Machine To Age Wine In Minutes
FOR those who yearn for a well-aged, full-bodied vintage wine but lack the funds to feed the habit, the solution may lie with a Japanese boffin, a zany-looking contraption, a couple of meters of latex tubing and a few hundred volts of electricity.
Squirreled away in his chemical engineering laboratory in rural Shizuoka, Hiroshi Tanaka has spent 15 years developing an electrolysis device that simulates, he claims, the effect of ageing in wines. In 15 seconds it transforms the cheapest, youngest plonks into fine old draughts as fruit flavors are enhanced and rough edges are mellowed, he says.

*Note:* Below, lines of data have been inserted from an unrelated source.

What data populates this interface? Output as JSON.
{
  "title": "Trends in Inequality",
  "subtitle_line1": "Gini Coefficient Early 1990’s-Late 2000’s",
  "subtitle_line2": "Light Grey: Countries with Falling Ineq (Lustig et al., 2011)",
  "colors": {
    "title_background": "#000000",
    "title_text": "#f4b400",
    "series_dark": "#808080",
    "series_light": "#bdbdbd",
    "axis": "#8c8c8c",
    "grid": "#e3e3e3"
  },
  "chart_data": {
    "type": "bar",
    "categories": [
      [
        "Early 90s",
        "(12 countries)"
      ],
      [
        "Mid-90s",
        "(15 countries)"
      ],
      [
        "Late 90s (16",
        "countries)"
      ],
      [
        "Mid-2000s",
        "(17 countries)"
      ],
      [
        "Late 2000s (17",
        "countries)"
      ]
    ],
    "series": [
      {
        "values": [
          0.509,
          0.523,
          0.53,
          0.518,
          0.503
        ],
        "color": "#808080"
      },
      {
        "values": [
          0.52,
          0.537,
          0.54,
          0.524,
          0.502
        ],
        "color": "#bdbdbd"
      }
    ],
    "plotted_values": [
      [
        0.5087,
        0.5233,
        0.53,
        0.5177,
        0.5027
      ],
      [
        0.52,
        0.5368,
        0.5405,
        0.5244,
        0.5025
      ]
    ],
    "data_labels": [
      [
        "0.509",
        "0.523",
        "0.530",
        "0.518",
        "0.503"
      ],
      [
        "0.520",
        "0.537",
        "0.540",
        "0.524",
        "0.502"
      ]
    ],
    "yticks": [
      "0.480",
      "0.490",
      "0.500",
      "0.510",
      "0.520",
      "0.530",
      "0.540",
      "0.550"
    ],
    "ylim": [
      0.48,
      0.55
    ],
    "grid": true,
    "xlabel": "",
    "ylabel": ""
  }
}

Reds become more complex, and whites drier. A wine costing $10 a bottle could taste the same as one costing twice that, which "will create huge changes to the global wine industry".
It may sound far-fetched, but the ultra-competitive wine industry is taking no chances. Wineries in California, South America and other parts of the wine world are taking a close interest in Mr. Tanaka's machine.
The machine works by pumping wine and tap water through a specially designed electrolysis chamber equipped with wafer-thin platinum electrodes. The water and wine are separated by an ion exchange membrane -- the key component, for which Mr. Tanaka holds the patent.